Instilling a culture of compliance in one’s independent practice, group practice, clinic, or agency is integral to running a successful healthcare service. This is especially true for healthcare practices that do not share medical records with hospitals, which may employ a full-time team of HIPAA compliance professionals to keep everyone in compliance with the latest regulatory changes. HIPAA regulations heavily influence even the most basic of operations in a healthcare setting that is digitized to any degree (i.e., how patient or client data should be handled, who should be handling it, and how the information is secured both across distance and in one’s private, digital office). Creating a guide or document of HIPAA policies and procedures is essential to establishing a HIPAA-compliant environment while ensuring a compliance culture in everyone and every technology involved.
What to Include in Your HIPAA Policies and Procedures?
The content in your HIPAA policies and procedures should depend on how your practice operates, how you interact with patient or client data, and which technologies you use. Suppose your practice only works with paper patient records; your HIPAA policies and procedures would differ from a practice that only interacts with electronic records or a practice that interacts with both.
The main things to keep in mind when creating your practice’s HIPAA policies and procedures are:
- Do your policies and procedures comply with the standards outlined in the HIPAA Privacy, Security, and Breach Notification Rules?

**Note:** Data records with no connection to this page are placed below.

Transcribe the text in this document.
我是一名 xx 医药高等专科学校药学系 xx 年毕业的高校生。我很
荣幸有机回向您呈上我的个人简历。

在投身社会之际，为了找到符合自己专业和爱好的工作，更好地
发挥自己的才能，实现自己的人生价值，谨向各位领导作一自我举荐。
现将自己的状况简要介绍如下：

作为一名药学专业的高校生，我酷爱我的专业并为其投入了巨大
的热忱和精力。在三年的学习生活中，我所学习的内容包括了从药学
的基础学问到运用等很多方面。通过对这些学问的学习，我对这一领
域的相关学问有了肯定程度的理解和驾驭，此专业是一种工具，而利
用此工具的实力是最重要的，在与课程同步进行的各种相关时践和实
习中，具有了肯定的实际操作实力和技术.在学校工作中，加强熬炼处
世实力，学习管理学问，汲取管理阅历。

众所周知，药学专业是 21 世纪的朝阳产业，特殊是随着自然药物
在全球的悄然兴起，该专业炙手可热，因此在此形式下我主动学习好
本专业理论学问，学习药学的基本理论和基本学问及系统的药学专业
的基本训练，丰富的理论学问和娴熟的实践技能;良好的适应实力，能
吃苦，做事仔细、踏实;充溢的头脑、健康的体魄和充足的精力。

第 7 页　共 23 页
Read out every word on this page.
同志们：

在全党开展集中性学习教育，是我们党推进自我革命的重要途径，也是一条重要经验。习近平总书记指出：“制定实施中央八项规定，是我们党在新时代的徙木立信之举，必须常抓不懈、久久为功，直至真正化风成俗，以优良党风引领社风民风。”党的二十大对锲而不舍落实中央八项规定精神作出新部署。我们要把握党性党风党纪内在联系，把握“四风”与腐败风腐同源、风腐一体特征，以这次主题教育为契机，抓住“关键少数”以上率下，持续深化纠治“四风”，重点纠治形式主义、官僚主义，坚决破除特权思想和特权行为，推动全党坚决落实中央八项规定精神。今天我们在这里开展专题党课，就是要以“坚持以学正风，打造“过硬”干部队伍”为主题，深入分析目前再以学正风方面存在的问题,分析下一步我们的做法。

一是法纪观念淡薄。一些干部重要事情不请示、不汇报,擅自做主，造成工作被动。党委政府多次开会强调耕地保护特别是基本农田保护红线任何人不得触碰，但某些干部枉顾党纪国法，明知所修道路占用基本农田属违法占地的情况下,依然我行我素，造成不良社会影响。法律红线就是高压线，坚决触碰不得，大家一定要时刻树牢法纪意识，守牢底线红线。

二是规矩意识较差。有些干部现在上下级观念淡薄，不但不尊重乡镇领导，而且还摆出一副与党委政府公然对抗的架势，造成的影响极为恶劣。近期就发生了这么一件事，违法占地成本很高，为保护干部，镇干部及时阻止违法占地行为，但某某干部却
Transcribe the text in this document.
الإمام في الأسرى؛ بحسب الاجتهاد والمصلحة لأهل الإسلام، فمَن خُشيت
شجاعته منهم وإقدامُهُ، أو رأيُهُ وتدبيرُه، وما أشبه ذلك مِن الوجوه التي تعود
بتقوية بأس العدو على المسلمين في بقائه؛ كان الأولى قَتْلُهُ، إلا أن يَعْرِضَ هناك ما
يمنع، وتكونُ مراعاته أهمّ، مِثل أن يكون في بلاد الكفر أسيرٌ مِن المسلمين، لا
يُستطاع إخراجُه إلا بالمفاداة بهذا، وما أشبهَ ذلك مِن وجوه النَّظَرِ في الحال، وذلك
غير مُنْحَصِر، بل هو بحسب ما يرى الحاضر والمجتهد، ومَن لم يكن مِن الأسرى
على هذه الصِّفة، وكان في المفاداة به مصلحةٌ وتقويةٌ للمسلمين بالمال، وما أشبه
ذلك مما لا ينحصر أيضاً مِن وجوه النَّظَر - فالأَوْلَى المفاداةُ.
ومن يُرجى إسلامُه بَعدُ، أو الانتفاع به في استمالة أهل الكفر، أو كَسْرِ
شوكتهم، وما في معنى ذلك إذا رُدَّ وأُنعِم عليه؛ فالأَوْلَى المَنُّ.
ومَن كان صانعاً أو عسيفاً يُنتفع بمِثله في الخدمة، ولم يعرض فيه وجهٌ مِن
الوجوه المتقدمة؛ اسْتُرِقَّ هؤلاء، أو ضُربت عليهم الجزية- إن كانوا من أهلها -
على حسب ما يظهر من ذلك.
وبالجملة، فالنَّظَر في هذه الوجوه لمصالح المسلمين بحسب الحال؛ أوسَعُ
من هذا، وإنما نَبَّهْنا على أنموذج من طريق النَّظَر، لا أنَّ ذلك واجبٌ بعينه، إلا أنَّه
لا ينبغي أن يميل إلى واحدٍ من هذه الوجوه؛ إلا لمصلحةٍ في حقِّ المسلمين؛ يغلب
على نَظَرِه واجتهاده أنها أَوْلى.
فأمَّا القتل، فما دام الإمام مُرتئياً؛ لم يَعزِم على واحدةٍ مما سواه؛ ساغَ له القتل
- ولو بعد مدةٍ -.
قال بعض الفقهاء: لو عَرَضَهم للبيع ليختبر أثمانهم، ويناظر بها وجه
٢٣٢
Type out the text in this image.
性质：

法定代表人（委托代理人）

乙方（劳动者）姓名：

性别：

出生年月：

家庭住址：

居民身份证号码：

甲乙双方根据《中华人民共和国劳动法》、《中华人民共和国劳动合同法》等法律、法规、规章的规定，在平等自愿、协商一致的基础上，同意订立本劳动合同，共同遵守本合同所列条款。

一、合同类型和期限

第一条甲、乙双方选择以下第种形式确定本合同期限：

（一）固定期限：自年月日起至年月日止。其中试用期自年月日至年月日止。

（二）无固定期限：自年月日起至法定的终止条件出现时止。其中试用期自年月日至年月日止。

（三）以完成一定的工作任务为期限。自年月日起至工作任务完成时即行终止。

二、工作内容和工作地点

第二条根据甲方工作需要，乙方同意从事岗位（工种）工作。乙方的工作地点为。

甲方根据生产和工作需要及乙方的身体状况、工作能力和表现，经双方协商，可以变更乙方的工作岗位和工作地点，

- Do they dictate the proper uses and disclosures of protected health information?
- Do they ensure the confidentiality, integrity, and availability of PHI?
- Do they create a system for detecting, reporting, and responding to PHI breaches?
- Does it provide patients and clients an appropriate level of access upon request?
- Do your policies and procedures apply directly to how your practice operates?
- Are they reviewed and updated periodically, or when there is a change in your practice’s operations?
- Are your employees trained to use them, and have they legally agreed to comply with the HIPAA standards?
Ensuring a HIPAA Compliant Environment
Establishing your practice’s HIPAA policies and procedures is an excellent start to creating a HIPAA-compliant environment. But how do you ensure that your environment maintains its compliance? By instilling a culture of compliance within your practice. Training your employees to instill a culture of compliance is vital. You should train your employees on HIPAA basics, cybersecurity best practices, HIPAA regulations, and your practice’s internal policies and procedures. However, it’s not enough to host an annual practice-wide training session. Why? Well, your employees likely started working for your practice at different times. Since HIPAA regulations require employees to be trained upon hire and retrained annually, it is best to use on-demand HIPAA training for your staff.